Issues in Code Generation
1. Input to the Code Generator
The input to the code generator is the intermediate representation of the source program produced by the front end of the compiler with the symbol table information. There are various choices for intermediate representations:
- Linear representation: Such as postfix representation or three-address code representation.
- Virtual machine representation: Such as stack machine code.
- Graphical representation: Such as syntax tree and DAGs.
It is assumed that before code generation, the front end of the compiler has taken care of the following issues:
- The source program is scanned, parsed, and translated to a detailed intermediate representation.
- Necessary type checking is done.
- The input is free of errors.
2. Output of Code Generator
The output of the code generator is the target code, which may take on a variety of forms:
- Absolute machine language: Can be placed in a fixed location in memory and immediately executed.
- Relocatable machine language: Allows sub-programs to be compiled separately. A set of relocatable object modules can be linked and loaded for execution by a linking loader.
- Assembly language: Easier code generation process. Symbolic instructions and the macro facility of the assembler can help in code generation.
3. Memory Management
The front end of the compiler and the code generator collaboratively map names in the source program to addresses of data objects in run-time memory.

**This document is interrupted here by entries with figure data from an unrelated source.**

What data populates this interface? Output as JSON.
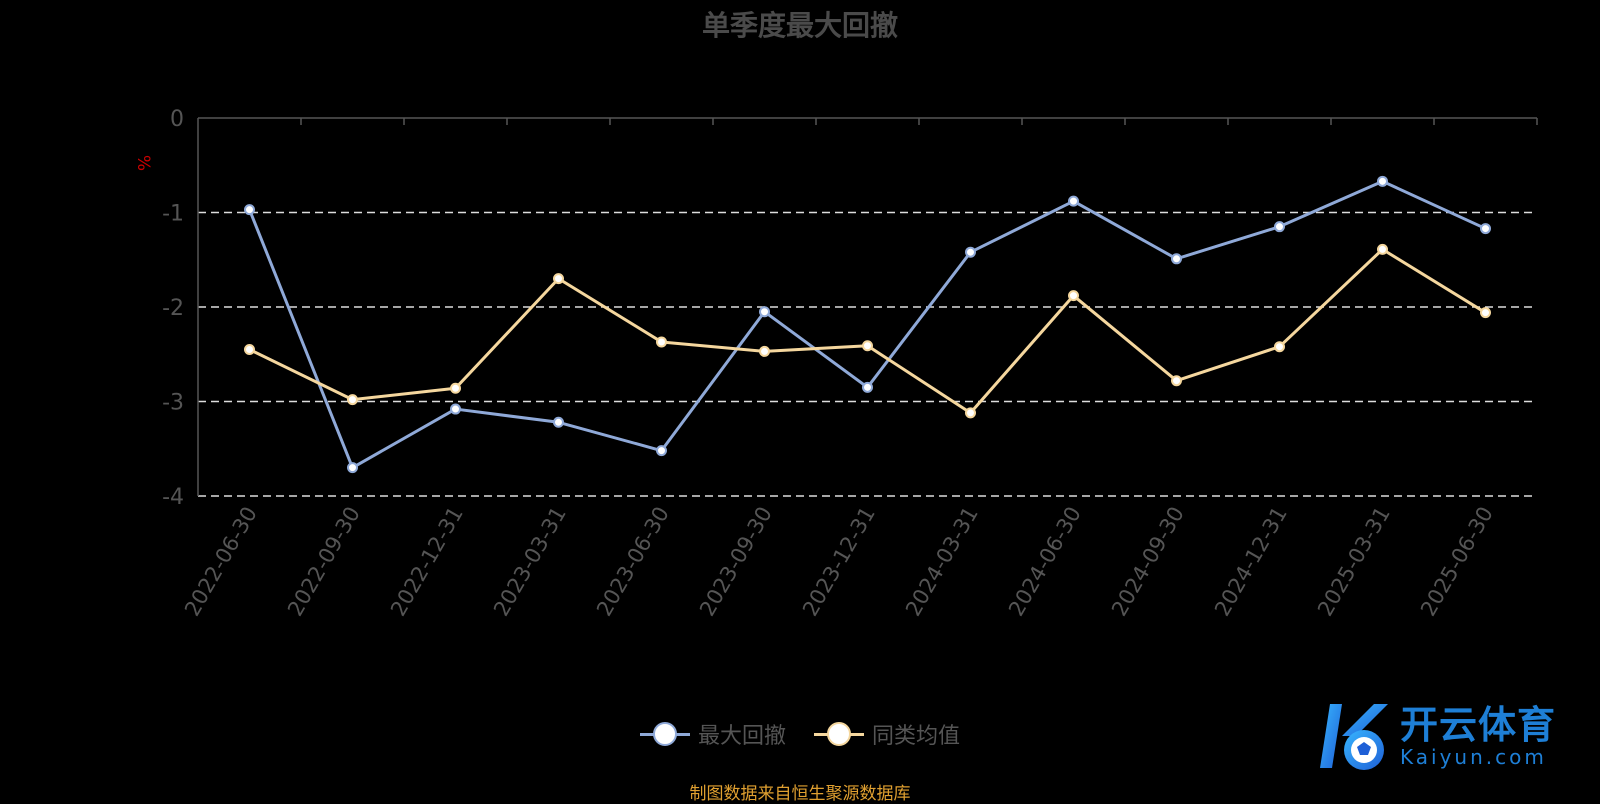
{
  "chart_data": {
    "type": "line",
    "title": "单季度最大回撤",
    "ylabel": "%",
    "ylim": [
      -4,
      0
    ],
    "yticks": [
      0,
      -1,
      -2,
      -3,
      -4
    ],
    "grid": "horizontal dashed",
    "legend_position": "bottom-center",
    "categories": [
      "2022-06-30",
      "2022-09-30",
      "2022-12-31",
      "2023-03-31",
      "2023-06-30",
      "2023-09-30",
      "2023-12-31",
      "2024-03-31",
      "2024-06-30",
      "2024-09-30",
      "2024-12-31",
      "2025-03-31",
      "2025-06-30"
    ],
    "series": [
      {
        "name": "最大回撤",
        "color": "#8fa9d8",
        "values": [
          -0.97,
          -3.7,
          -3.08,
          -3.22,
          -3.52,
          -2.05,
          -2.85,
          -1.42,
          -0.88,
          -1.49,
          -1.15,
          -0.67,
          -1.17
        ]
      },
      {
        "name": "同类均值",
        "color": "#f5d79e",
        "values": [
          -2.45,
          -2.98,
          -2.86,
          -1.7,
          -2.37,
          -2.47,
          -2.41,
          -3.12,
          -1.88,
          -2.78,
          -2.42,
          -1.39,
          -2.06
        ]
      }
    ]
  },
  "source_note": "制图数据来自恒生聚源数据库",
  "watermark": {
    "brand_cn": "开云体育",
    "brand_en": "Kaiyun.com",
    "logo_icon": "kaiyun-logo-icon",
    "colors": [
      "#1e7fd6",
      "#38b6ff"
    ]
  },
  "colors": {
    "background": "#000000",
    "axis": "#555555",
    "grid": "#dddddd",
    "title": "#4a4a4a",
    "ylabel": "#cc0000",
    "note": "#e0a030"
  }
}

- During intermediate code generation, a name in a three-address statement refers to a symbol table entry for the name.
- The type in the declaration determines the width, i.e., the amount of storage needed for the declared name.
- From the symbol table entry, a relative address can be determined for the name in a data area for the procedure.

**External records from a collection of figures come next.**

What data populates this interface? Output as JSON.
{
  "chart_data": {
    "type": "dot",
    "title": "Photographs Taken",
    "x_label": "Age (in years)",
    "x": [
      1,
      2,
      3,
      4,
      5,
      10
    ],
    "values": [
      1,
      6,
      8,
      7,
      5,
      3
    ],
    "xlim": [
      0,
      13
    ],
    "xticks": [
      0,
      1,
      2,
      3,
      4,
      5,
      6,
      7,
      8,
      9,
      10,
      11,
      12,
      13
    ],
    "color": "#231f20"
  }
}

The intermediate representation can be converted to addresses in the target code using the implementations of static and stack allocation of data areas.
4. Instruction Selection
The set of instructions for the target machine determines the difficulty level in the selection of instructions. The uniformity and completeness of the instruction set are important factors.
- If the target machine does not uniformly support each data type, each exception requires special handling.
- Instruction speeds and machine idioms are important factors.
- Efficiency considerations make instruction selection challenging.
For each three-address statement, we can design a code skeleton outlining the target code to be generated. However, statement-by-statement code generation often produces poor code.
5. Register Allocation
Efficient utilization of registers is crucial because instructions using register operands are shorter and faster than those using operands in memory.
Sub-Tasks in Register Utilization
- Register Allocation: Deciding which variables will reside in the registers at a given point in the program.
- Register Assignment: Deciding the specific register where the variable will reside.
An optimal assignment of registers to variables is difficult even with single-register values.
Instruction Abbreviation | Meaning |
---|---|
L | Load |
A | Add |
ST | Store |
M | Multiplication |
D | Division |
SRDA | Shift the dividend into R1 and clear R0 |
6. Choice of Evaluation Order
The order of computations affects the efficiency of the code generator. Deciding the best order of evaluation is a difficult problem and is considered an NP-complete problem.